Durch eine Intervention von Lilys Freundin Emma sehen sich Lily und Jo wieder, wissen jedoch, dass sie unter den gegebenen Umständen keine gemeinsame Zukunft haben können. Lily befindet sich buchstäblich in der Gewalt ihres Ehemanns Henry, der keine Skrupel hat, ihr die geliebte Tochter zu entreißen. 

"Elbstürme" ist der zweite, abschließende Band der hanseatischen Familiensaga um die mutige Reederstochter Lily Karsten, die sich nicht um Standesdünkel schert und in einer Gruppe von Frauenrechtskämpferinnen Freundinnen gefunden hat. Zurück in Hamburg würde sie am liebsten wieder für die Zeitung schreiben und aus den Armenvierteln berichten, kann aber den Unmut ihres Ehemanns darüber nicht riskieren, um ihre Tochter nicht zu verlieren. 

Nicht nur die Unterschiede zwischen Mann und Frau und der Kampf um Gleichberechtigung, auch die massiven Unterschiede zwischen Arm und Reich und der Kampf um bessere Arbeitsbedingungen und eine höhere Bezahlung sind eindringlich dargestellt. Als Leser kann man sich durch die lebendige und bildhafte Beschreibung sehr gut in die Zeit um die Jahrhundertwende, in die besseren Villenvierteln und ihren schönen Schein, der den eintönigen Alltag der feinen Damen verbirgt sowie die von Schmutz, Krankheit und Elend geprägten Armenviertel versetzen. 

Band 2 ist gleichzeitig ein Wiedersehen mit den bekannten Protagonisten aus Band 1, aus deren unterschiedlichen Perspektiven die Geschichte in kurzen, dynamischen Wechseln erzählt wird. Durch diese Erzählweise hat der Leser einen umfassen Einblick in die Lügen, Geheimnisse und Intrigen der einzelnen Figuren.
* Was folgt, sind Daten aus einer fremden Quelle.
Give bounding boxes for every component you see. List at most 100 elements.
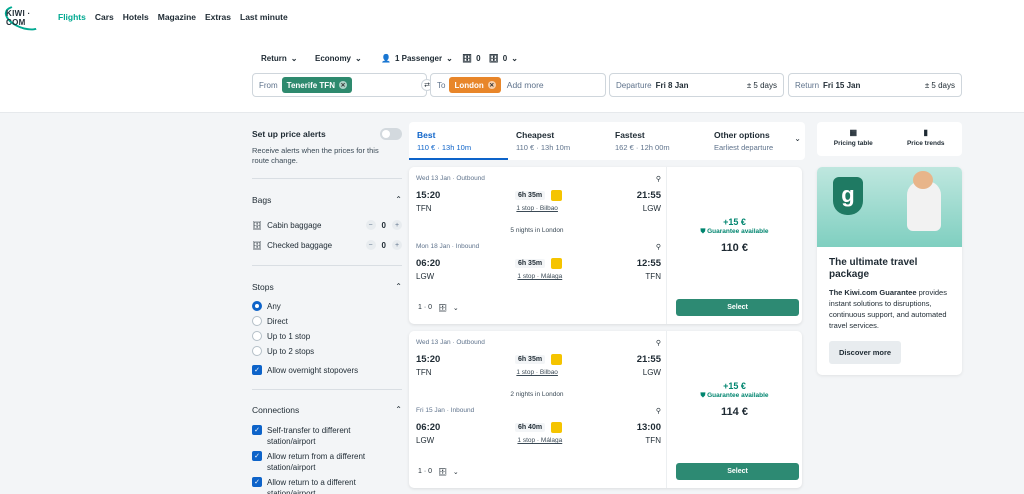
- arrival-airport: TFN: [645, 436, 661, 445]
- result-card[interactable]: Wed 13 Jan · Outbound ⚲ 15:20 6h 35m 21:…: [409, 331, 802, 488]
- nights-separator: 2 nights in London: [510, 391, 564, 398]
- chevron-up-icon[interactable]: ⌃: [395, 195, 402, 204]
- stops-direct[interactable]: Direct: [252, 316, 402, 326]
- return-to-checkbox[interactable]: ✓ Allow return to a different station/air…: [252, 477, 402, 494]
- guarantee-price: +15 €: [723, 381, 746, 391]
- check-icon[interactable]: ✓: [252, 365, 262, 375]
- select-button[interactable]: Select: [676, 463, 799, 480]
- plus-icon[interactable]: +: [392, 240, 402, 250]
- to-field[interactable]: To London ✕ Add more: [430, 73, 606, 97]
- nav-hotels[interactable]: Hotels: [122, 12, 149, 22]
- add-more-input[interactable]: Add more: [506, 80, 544, 90]
- bags-count: 1 · 0: [418, 468, 433, 475]
- radio[interactable]: [252, 316, 262, 326]
- nav-extras[interactable]: Extras: [205, 12, 232, 22]
- self-transfer-checkbox[interactable]: ✓ Self-transfer to different station/airp…: [252, 425, 402, 447]
- stop-info[interactable]: 1 stop · Málaga: [517, 437, 563, 444]
- tab-other-options[interactable]: Other options Earliest departure ⌄: [706, 122, 805, 160]
- nav-cars[interactable]: Cars: [94, 12, 114, 22]
- total-price: 114 €: [721, 406, 748, 418]
- nav-flights[interactable]: Flights: [58, 12, 86, 22]
- departure-field[interactable]: Departure Fri 8 Jan ± 5 days: [609, 73, 784, 97]
- cabin-select[interactable]: Economy ⌄: [315, 54, 362, 63]
- tab-cheapest[interactable]: Cheapest 110 € · 13h 10m: [508, 122, 607, 160]
- stop-info[interactable]: 1 stop · Málaga: [517, 273, 563, 280]
- chevron-down-icon: ⌄: [446, 54, 453, 63]
- leg-date: Mon 18 Jan: [416, 243, 450, 250]
- price-alerts-title: Set up price alerts: [252, 129, 326, 139]
- bags-summary[interactable]: 1 · 0 🗄 ⌄: [418, 468, 459, 476]
- chevron-up-icon[interactable]: ⌃: [395, 405, 402, 414]
- chevron-down-icon: ⌄: [452, 469, 459, 476]
- check-icon[interactable]: ✓: [252, 477, 262, 487]
- return-from-checkbox[interactable]: ✓ Allow return from a different station/a…: [252, 451, 402, 473]
- passengers-select[interactable]: 👤 1 Passenger ⌄: [381, 54, 453, 63]
- inbound-leg: Mon 18 Jan · Inbound ⚲ 06:20 6h 35m 12:5…: [416, 243, 661, 281]
- radio[interactable]: [252, 346, 262, 356]
- return-flex[interactable]: ± 5 days: [924, 80, 955, 90]
- return-to-label: Allow return to a different station/airp…: [267, 478, 356, 494]
- pin-icon[interactable]: ⚲: [655, 408, 661, 415]
- pin-icon[interactable]: ⚲: [655, 244, 661, 251]
- stops-up-to-1[interactable]: Up to 1 stop: [252, 331, 402, 341]
- result-card[interactable]: Wed 13 Jan · Outbound ⚲ 15:20 6h 35m 21:…: [409, 167, 802, 324]
- from-label: From: [259, 80, 278, 90]
- chevron-up-icon[interactable]: ⌃: [395, 282, 402, 291]
- checked-baggage-count: 0: [381, 240, 386, 250]
- pin-icon[interactable]: ⚲: [655, 340, 661, 347]
- plus-icon[interactable]: +: [392, 220, 402, 230]
- from-chip[interactable]: Tenerife TFN ✕: [281, 77, 352, 93]
- tab-best[interactable]: Best 110 € · 13h 10m: [409, 122, 508, 160]
- close-icon[interactable]: ✕: [338, 81, 347, 89]
- price-panel: +15 € ⛊ Guarantee available 114 € Select: [666, 331, 802, 488]
- minus-icon[interactable]: −: [365, 240, 376, 250]
- stop-info[interactable]: 1 stop · Bilbao: [516, 205, 558, 212]
- chevron-down-icon: ⌄: [794, 134, 801, 143]
- nav-magazine[interactable]: Magazine: [157, 12, 197, 22]
- pin-icon[interactable]: ⚲: [655, 176, 661, 183]
- arrival-time: 21:55: [636, 354, 661, 365]
- nights-separator: 5 nights in London: [510, 227, 564, 234]
- kiwi-logo[interactable]: KIWI · COM: [1, 0, 47, 36]
- return-field[interactable]: Return Fri 15 Jan ± 5 days: [788, 73, 962, 97]
- arrival-airport: TFN: [645, 272, 661, 281]
- bags-title: Bags: [252, 195, 272, 205]
- price-tools: ▦ Pricing table ▮ Price trends: [817, 122, 962, 156]
- chevron-down-icon: ⌄: [290, 54, 298, 63]
- tab-fastest[interactable]: Fastest 162 € · 12h 00m: [607, 122, 706, 160]
- stops-direct-label: Direct: [267, 316, 288, 326]
- stops-any[interactable]: Any: [252, 301, 402, 311]
- from-field[interactable]: From Tenerife TFN ✕: [252, 73, 427, 97]
- nav-last-minute[interactable]: Last minute: [240, 12, 288, 22]
- person-head: [913, 171, 933, 189]
- self-transfer-label: Self-transfer to different station/airpo…: [267, 426, 351, 446]
- grid-icon: ▦: [849, 128, 858, 137]
- price-alerts-toggle[interactable]: [380, 128, 402, 140]
- bags-select[interactable]: 🗄 0 🗄 0 ⌄: [462, 54, 518, 63]
- minus-icon[interactable]: −: [365, 220, 376, 230]
- radio-selected[interactable]: [252, 301, 262, 311]
- price-trends-button[interactable]: ▮ Price trends: [890, 122, 963, 156]
- departure-flex[interactable]: ± 5 days: [746, 80, 777, 90]
- bags-summary[interactable]: 1 · 0 🗄 ⌄: [418, 304, 459, 312]
- check-icon[interactable]: ✓: [252, 425, 262, 435]
- departure-time: 15:20: [416, 190, 441, 201]
- radio[interactable]: [252, 331, 262, 341]
- tab-sub: 110 € · 13h 10m: [516, 143, 571, 152]
- price-panel: +15 € ⛊ Guarantee available 110 € Select: [666, 167, 802, 324]
- close-icon[interactable]: ✕: [487, 81, 496, 89]
- trip-type-select[interactable]: Return ⌄: [261, 54, 297, 63]
- stops-up-to-2[interactable]: Up to 2 stops: [252, 346, 402, 356]
- discover-more-button[interactable]: Discover more: [829, 341, 902, 364]
- departure-airport: TFN: [416, 204, 432, 213]
- stop-info[interactable]: 1 stop · Bilbao: [516, 369, 558, 376]
- pricing-table-button[interactable]: ▦ Pricing table: [817, 122, 890, 156]
- to-label: To: [437, 80, 446, 90]
- person-illustration: [907, 181, 941, 231]
- check-icon[interactable]: ✓: [252, 451, 262, 461]
- shield-icon: ⛊: [700, 228, 706, 235]
- arrival-time: 21:55: [636, 190, 661, 201]
- select-button[interactable]: Select: [676, 299, 799, 316]
- to-chip[interactable]: London ✕: [449, 77, 501, 93]
- overnight-checkbox[interactable]: ✓ Allow overnight stopovers: [252, 365, 402, 375]
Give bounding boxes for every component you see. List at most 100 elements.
Man hofft und leidet mit den Sympathieträgern und ist entsetzt über so manche Tat der Bösewichte. Spannung entsteht dadurch zeitgleich in mehreren Erzählsträngen, wobei die Geschichte etwas braucht, bevor sie an Fahrt aufnimmt und man als Leser wieder mit allen Charakteren vertraut ist. 

"Elbstürme" ist eine fiktive Geschichte, die aufgrund der historischen Begebenheiten und der realitätsnahen Darstellung der damaligen Zeit der Epoche der Industrialisierung und der gesellschaftlichen Verhältnisse sehr authentisch wirkt. Zudem sind es die lebendig gezeichneten Charaktere und ihre unterschiedlichen Sorgen und Probleme sowie Ziele, für die sie kämpfen, die den Leser fesseln und berühren. Während in Band 1 die Liebesgeschichte um Lily und Jo vordergründig war, nimmt sie in Band 2 weniger Raum ein, lässt damit jedoch mehr Platz für die übrigen Protagonisten, um ihnen und ihren Anliegen mehr Tiefe zu verleihen.